The first plans for the new device, along with laboratory model, were created at the WZT in 1955. Contrary to WZT's first product, the Wisła, which was to a large extent based on solutions licensed from the Soviet Union with many components imported from there, the new TV was to be a modern design using domestic technology only, even though many of the components of the Belweder have not been manufactured in Poland before, and the manufacturing of plastics had to be set up virtually from scratch.
The resulting TV set had a 14" screen, external dimensions of 51x41x34 cm and weighed 23 kg. It could receive up to eight TV channels and FM radio.
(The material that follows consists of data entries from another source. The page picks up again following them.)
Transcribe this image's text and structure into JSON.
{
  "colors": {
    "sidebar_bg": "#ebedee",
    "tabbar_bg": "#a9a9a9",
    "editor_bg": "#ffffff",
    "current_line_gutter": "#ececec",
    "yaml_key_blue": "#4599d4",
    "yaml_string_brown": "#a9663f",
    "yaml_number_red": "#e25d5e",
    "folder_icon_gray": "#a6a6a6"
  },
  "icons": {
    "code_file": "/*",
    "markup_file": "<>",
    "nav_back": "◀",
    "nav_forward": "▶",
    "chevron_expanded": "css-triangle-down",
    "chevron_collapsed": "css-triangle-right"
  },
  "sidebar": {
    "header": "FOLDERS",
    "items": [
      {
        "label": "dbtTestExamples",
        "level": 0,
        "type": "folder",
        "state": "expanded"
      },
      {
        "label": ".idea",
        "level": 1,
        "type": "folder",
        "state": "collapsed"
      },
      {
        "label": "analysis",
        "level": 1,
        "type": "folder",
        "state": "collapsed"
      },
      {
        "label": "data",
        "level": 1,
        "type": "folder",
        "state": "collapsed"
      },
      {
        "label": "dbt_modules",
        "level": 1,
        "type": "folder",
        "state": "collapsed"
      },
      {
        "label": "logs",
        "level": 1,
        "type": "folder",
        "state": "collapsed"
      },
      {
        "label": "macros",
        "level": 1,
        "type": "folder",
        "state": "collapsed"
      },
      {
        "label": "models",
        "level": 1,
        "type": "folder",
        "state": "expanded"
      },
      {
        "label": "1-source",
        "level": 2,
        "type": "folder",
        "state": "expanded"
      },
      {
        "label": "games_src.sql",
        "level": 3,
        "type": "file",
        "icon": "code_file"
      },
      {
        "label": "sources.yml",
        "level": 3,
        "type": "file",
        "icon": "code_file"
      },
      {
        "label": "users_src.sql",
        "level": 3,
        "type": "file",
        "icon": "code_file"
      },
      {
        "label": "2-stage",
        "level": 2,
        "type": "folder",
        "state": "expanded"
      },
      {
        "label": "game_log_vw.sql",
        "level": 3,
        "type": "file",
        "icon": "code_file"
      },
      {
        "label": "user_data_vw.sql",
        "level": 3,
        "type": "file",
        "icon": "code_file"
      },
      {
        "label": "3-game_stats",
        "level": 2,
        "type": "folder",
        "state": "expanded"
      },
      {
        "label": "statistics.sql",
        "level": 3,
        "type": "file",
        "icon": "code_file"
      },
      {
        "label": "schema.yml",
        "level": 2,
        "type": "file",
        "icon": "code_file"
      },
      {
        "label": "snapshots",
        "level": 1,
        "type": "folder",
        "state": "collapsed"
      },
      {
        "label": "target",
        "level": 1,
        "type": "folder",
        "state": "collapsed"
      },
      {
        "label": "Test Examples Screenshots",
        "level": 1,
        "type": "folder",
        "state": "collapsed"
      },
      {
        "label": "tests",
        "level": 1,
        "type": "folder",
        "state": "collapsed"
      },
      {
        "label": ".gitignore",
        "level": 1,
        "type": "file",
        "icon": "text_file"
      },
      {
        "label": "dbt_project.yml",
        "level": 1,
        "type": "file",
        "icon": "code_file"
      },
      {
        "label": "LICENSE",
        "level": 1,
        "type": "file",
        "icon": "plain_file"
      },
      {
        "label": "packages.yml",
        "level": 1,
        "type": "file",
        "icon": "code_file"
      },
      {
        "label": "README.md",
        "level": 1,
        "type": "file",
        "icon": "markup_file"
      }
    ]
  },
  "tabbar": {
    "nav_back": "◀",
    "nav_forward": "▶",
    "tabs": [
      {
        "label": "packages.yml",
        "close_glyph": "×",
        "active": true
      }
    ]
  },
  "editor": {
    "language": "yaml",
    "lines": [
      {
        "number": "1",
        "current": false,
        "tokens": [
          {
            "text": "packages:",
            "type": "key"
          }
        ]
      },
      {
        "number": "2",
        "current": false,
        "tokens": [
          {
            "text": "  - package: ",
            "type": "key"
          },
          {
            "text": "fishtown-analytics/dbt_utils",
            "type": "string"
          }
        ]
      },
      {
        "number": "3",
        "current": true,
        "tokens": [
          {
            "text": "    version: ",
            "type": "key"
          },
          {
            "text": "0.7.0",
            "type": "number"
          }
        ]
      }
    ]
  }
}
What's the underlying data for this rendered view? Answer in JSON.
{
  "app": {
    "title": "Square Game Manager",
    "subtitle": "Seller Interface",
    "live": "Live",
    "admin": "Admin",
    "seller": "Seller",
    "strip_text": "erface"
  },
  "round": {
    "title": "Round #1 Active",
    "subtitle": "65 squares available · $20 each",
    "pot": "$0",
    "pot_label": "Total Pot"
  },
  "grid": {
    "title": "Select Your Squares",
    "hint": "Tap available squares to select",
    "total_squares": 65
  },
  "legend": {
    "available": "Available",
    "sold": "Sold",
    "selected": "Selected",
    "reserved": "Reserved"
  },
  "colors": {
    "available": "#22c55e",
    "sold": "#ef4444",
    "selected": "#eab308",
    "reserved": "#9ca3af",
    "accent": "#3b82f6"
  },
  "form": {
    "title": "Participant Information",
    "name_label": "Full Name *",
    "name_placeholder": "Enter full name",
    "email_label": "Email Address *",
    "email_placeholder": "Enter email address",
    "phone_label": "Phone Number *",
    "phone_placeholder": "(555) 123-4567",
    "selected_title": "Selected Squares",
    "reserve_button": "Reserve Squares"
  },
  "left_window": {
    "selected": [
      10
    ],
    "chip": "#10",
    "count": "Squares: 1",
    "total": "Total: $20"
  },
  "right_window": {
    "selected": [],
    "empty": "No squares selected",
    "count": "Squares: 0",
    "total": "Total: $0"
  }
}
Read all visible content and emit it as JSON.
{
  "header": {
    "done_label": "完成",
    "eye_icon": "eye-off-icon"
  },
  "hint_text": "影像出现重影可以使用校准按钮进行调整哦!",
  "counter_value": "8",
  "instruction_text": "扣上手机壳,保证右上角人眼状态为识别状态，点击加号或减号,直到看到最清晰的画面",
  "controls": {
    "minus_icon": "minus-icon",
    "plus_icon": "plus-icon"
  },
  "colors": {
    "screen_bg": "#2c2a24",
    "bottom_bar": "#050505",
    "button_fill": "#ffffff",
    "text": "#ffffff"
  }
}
The channel switch could only be set to receive a signal from the transmitters in the part of Poland where a given example was sold - there were two distinct versions, one for the southern and northern part of Poland. A Belweder cost 7000 złoty at the time when the average monthly salary was between one and two thousand, yet, like many consumption goods in the communist economies, it proved very sought after and hard to buy. This seems strange to Westerners used to free market economies; the explanation is that although the TV set cost a few monthly salaries, communist economies produced so little in the way of consumer goods that people normally had vast amounts of money saved, simply because there was nothing else to buy. Accordingly, demand constantly outpaced supply (remember that centrally planned economies, lacking a private sector, did not naturally increase supply to meet demand or raise prices to reduce demand). In 1958, production reached 60,000 items.
Later, the Belweder and Wisła were joined by more modern models, the Wawel (named after the Wawel castle) and the "gems" family - Turkus (turquoise), Jantar (amber) and Szmaragd (emerald). Those models gradually superseded the older, and still unreliable, Wisła and Belweder, and in the 1960 the production of all types of TV sets at WZT reached 200,000. The "gems" were later superseded by the "planet" series, beginning with the popular Neptun (Neptune). With over 150,000 items sold in total, the Belweder can be credited with making television a popular medium in Poland for the first time.